Bryony’s brows pinched as she looked at the wrist that was still a bit bruised and discolored. “It doesn’t seem all that healed.”
“It’s healed enough to be out of a sling.”
More questions filled Bryony’s eyes, but she didn’t voice them. Bryony had stayed with her for a few days after returning from the expedition where she’d met Mikhail last November. Her friend had pieced together just how quick her father was to use his fists when he was angry, but Rosalind wasn’t going to admit anything, not aloud, at least.
Another gust of wind tore across the water, whipping a strand of Bryony’s coppery-red hair across her face. She shoved it away, then met Rosalind’s eyes. “Come back to the Amoses’ with me.”
“What?” Rosalind blinked. Where had that question come from? “I can’t. Father will be furious.”
“You can,” Bryony insisted. “We’ll have you on a ship away from here in a day or two, and you’ll never have to face your father again. You can go somewhere and disappear and?—”
“Did Yuri put you up to this? It will never work.” She was already shaking her head. “He’ll be able to track me.”
“Not if we’re careful.”
Again, she shook her head. She wanted to leave, yes, but she couldn’t abandon her inheritance and leave the charities she supported with nothing. If she was going to leave, she needed to find a way to do so while still protecting her money, and at the moment, that seemed utterly impossible.
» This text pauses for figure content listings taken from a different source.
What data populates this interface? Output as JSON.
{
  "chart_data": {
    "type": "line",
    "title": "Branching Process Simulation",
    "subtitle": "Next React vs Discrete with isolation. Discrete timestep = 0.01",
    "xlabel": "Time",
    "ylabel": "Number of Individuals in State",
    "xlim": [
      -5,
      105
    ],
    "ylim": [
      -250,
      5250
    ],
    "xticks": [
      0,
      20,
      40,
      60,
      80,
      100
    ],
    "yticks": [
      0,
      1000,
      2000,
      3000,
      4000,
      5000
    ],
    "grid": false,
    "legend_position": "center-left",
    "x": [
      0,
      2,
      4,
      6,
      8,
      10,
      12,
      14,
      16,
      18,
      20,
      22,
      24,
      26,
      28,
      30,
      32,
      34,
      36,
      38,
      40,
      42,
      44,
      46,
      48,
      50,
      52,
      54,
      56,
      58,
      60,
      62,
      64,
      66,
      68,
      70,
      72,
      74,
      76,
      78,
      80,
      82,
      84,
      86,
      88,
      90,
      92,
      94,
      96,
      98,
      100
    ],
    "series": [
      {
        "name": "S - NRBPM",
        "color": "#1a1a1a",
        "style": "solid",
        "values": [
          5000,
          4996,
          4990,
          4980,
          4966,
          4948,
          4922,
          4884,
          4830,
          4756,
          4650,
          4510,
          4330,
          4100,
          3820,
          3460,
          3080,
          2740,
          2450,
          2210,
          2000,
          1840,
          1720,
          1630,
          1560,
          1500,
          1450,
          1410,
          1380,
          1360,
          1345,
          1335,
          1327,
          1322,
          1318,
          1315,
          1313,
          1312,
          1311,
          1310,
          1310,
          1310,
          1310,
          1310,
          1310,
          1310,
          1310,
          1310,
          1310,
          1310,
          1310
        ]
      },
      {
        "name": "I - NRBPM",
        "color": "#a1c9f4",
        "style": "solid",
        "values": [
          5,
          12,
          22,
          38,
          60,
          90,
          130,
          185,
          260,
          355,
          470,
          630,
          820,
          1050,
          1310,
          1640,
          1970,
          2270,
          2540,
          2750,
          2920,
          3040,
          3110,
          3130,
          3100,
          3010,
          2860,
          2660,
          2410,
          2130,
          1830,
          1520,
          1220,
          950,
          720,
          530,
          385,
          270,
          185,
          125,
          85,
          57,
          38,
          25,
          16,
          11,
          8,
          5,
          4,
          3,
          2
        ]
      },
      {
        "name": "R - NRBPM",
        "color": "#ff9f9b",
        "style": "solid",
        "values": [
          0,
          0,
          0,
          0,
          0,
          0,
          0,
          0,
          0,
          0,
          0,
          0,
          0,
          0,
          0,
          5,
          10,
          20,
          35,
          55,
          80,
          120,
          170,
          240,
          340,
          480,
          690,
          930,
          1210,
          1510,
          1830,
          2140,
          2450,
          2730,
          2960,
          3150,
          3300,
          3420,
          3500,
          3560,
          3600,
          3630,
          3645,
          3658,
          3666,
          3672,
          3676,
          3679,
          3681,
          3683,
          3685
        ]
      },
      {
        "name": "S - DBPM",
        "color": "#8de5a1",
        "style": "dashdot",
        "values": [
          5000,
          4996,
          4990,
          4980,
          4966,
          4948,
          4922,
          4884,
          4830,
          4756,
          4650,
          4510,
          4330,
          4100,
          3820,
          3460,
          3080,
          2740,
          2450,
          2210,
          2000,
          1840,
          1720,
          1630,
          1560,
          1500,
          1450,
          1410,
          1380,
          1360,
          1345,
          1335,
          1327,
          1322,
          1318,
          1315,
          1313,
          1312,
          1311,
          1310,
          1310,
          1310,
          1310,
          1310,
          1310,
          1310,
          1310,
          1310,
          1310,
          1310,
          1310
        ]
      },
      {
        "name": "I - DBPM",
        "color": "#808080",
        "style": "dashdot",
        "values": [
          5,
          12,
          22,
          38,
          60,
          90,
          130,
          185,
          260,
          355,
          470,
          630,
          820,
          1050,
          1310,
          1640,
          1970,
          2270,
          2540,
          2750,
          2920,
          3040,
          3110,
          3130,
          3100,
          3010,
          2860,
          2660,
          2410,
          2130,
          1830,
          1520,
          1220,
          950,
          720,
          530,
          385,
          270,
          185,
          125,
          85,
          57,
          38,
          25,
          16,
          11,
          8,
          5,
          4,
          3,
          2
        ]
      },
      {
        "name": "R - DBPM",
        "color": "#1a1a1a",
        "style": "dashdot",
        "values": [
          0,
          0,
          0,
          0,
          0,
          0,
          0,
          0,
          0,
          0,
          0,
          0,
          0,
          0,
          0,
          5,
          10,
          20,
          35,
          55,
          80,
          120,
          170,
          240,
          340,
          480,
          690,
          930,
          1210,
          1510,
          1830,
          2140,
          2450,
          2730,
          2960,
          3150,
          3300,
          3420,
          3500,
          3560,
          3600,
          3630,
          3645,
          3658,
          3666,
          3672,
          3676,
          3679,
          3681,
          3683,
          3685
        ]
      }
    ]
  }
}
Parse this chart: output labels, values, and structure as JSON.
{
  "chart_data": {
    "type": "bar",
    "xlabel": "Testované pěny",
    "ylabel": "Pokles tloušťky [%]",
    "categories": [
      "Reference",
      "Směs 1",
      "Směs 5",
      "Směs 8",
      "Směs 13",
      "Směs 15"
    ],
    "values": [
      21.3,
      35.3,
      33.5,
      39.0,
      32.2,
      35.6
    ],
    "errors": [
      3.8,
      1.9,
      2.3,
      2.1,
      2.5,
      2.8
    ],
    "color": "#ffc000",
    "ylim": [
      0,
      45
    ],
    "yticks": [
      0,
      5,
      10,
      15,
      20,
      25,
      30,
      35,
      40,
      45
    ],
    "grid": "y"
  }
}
“Did Yuri explain what usually happens?” Rosalind pulled the letters from her pocket. “I need you to mail these for me. Hopefully it won’t look suspicious when you go to the post office, since the return address shows Yuri’s name.”
“I doubt it.” Bryony took the letters and fanned them out, briefly studying the addresses before stacking them up and sliding them into her satchel. “Yuri says you give him letters that get mailed to the same places every month. Whoever sees them probably assumes he left them to be mailed in his absence, and that I’m doing it as his sister-in-law.”
“Yes, you’re right, of course.” She blew out a breath, trying to calm the racing in her heart. “That doesn’t seem very suspicious now that I think about it.”
Bryony pulled another stack of letters out of her satchel and extended them. “Yuri said these are for you.”
“Thank you.” She took them, then stilled. One of them was open.
In the three years they’d been doing this, Yuri had never once opened one of her letters. That had been part of the original agreement when she’d first gone to him for help. What had caused him to?—
“It was me,” Bryony blurted.
“What?” Rosalind jerked her gaze back up.